Et dans ce grand scénario, les Algériens de France occupent une place de choix : à la fois dominés, instrumentalisés, protégés par la justice et autorisés à maintenir le chaos. C’est pratique. Cela permet de dire qu’ils sont victimes… tout en leur reprochant exactement les conséquences de cette prétendue manipulation.

Le système est pervers, certes, mais curieusement, il fait toujours très bien son travail.

L’histoire coloniale : on en parle, mais pas trop longtemps

Attention, le texte n’est pas insensible. Il reconnaît l’histoire douloureuse, les humiliations, les violences. Mais à petites doses. Juste assez pour montrer qu’on est de bonne foi. Pas question toutefois d’en tirer des conclusions gênantes.

Comprenez bien : il faut connaître l’histoire, mais surtout ne pas s’en souvenir. L’évoquer, passe encore. La prendre au sérieux, surtout pas. Ce serait du « pleurnichage ». Et ça, c’est mal.

Une France non arabe, non musulmane,  mais très universelle

Autre moment de bravoure : l’auteur affirme vouloir une France «non arabe, non musulmane   ». Évidemment, ce n’est pas identitaire. C’est juste une France débarrassée des identités visibles. Une France abstraite, idéale, fantasmée, où certains citoyens devront faire un effort supplémentaire pour exister sans déranger.

Mais rassurez-vous : ce n’est pas de l’exclusion. C’est de l’amour exigeant.

La guerre civile qu’on redoute… tout en la racontant déjà

Le texte s’inquiète gravement d’une guerre civile imminente. Et pour éviter qu’elle n’arrive, il adopte exactement le vocabulaire qui la prépare : ennemis intérieurs, milices, chaos, trahisons, communautés dangereuses.

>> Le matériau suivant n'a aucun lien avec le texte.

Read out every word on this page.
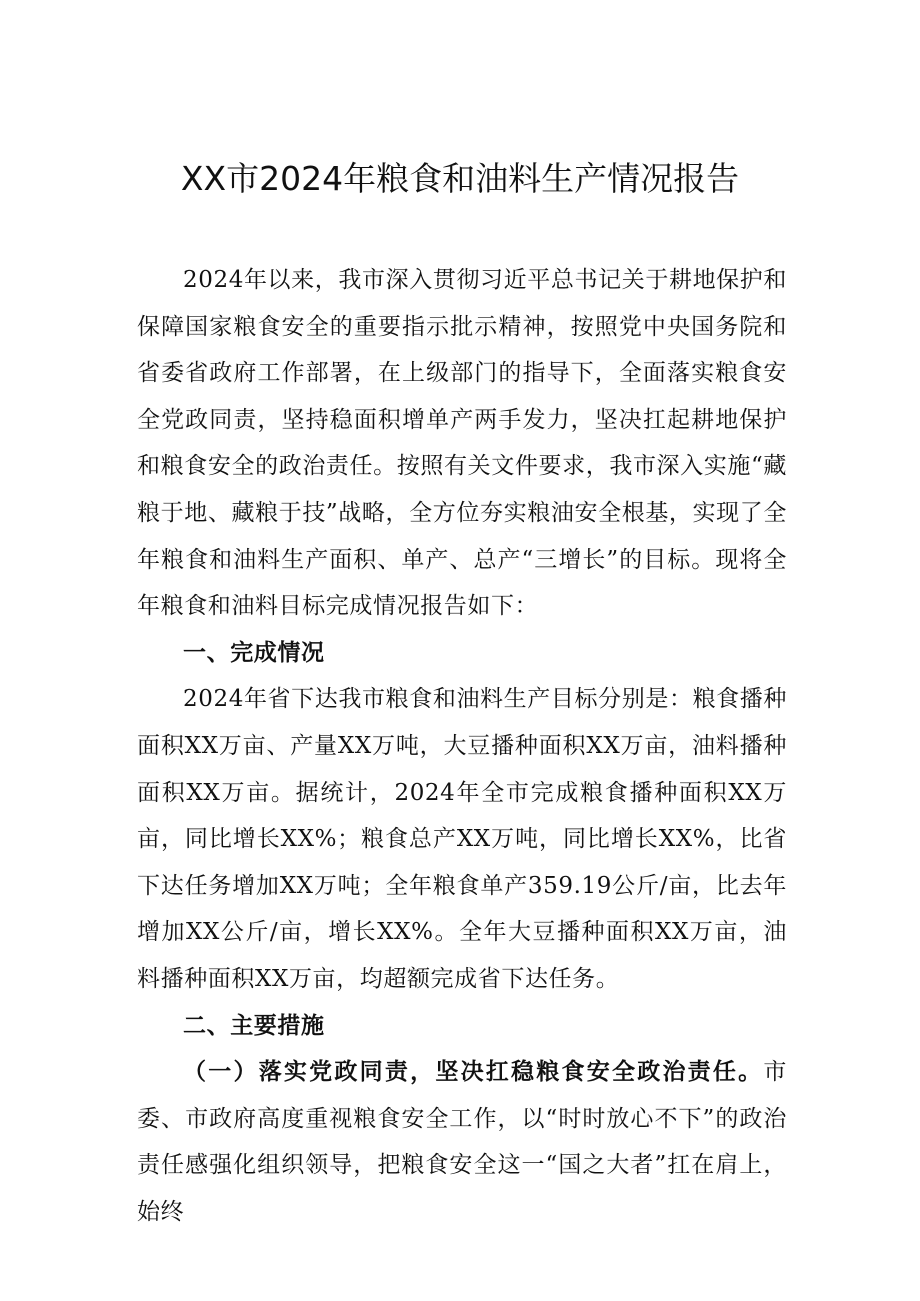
XX市2024年粮食和油料生产情况报告

2024年以来，我市深入贯彻习近平总书记关于耕地保护和保障国家粮食安全的重要指示批示精神，按照党中央国务院和省委省政府工作部署，在上级部门的指导下，全面落实粮食安全党政同责，坚持稳面积增单产两手发力，坚决扛起耕地保护和粮食安全的政治责任。按照有关文件要求，我市深入实施“藏粮于地、藏粮于技”战略，全方位夯实粮油安全根基，实现了全年粮食和油料生产面积、单产、总产“三增长”的目标。现将全年粮食和油料目标完成情况报告如下：

一、完成情况

2024年省下达我市粮食和油料生产目标分别是：粮食播种面积XX万亩、产量XX万吨，大豆播种面积XX万亩，油料播种面积XX万亩。据统计，2024年全市完成粮食播种面积XX万亩，同比增长XX%；粮食总产XX万吨，同比增长XX%，比省下达任务增加XX万吨；全年粮食单产359.19公斤/亩，比去年增加XX公斤/亩，增长XX%。全年大豆播种面积XX万亩，油料播种面积XX万亩，均超额完成省下达任务。

二、主要措施

（一）落实党政同责，坚决扛稳粮食安全政治责任。市委、市政府高度重视粮食安全工作，以“时时放心不下”的政治责任感强化组织领导，把粮食安全这一“国之大者”扛在肩上，始终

C’est un peu comme jeter de l’essence sur un feu en expliquant qu’on fait ça pour éviter l’incendie.

Conclusion

Ce texte veut passer pour courageux, lucide et anti-système. Il n’est en réalité qu’un catalogue d’obsessions recyclées, emballées dans une rhétorique faussement nuancée. Sous couvert de refuser l’amalgame, il en fait une méthode.

À la fin, le message est limpide :

« Le problème, ce ne sont pas tous les Algériens… mais quand même un peu. »

Et c’est précisément ce genre de discours, prétendument subtil, qui fait tant de dégâts : parce qu’il permet de discriminer sans jamais assumer, de soupçonner sans jamais prouver, et de diviser en se croyant au-dessus de la mêlée.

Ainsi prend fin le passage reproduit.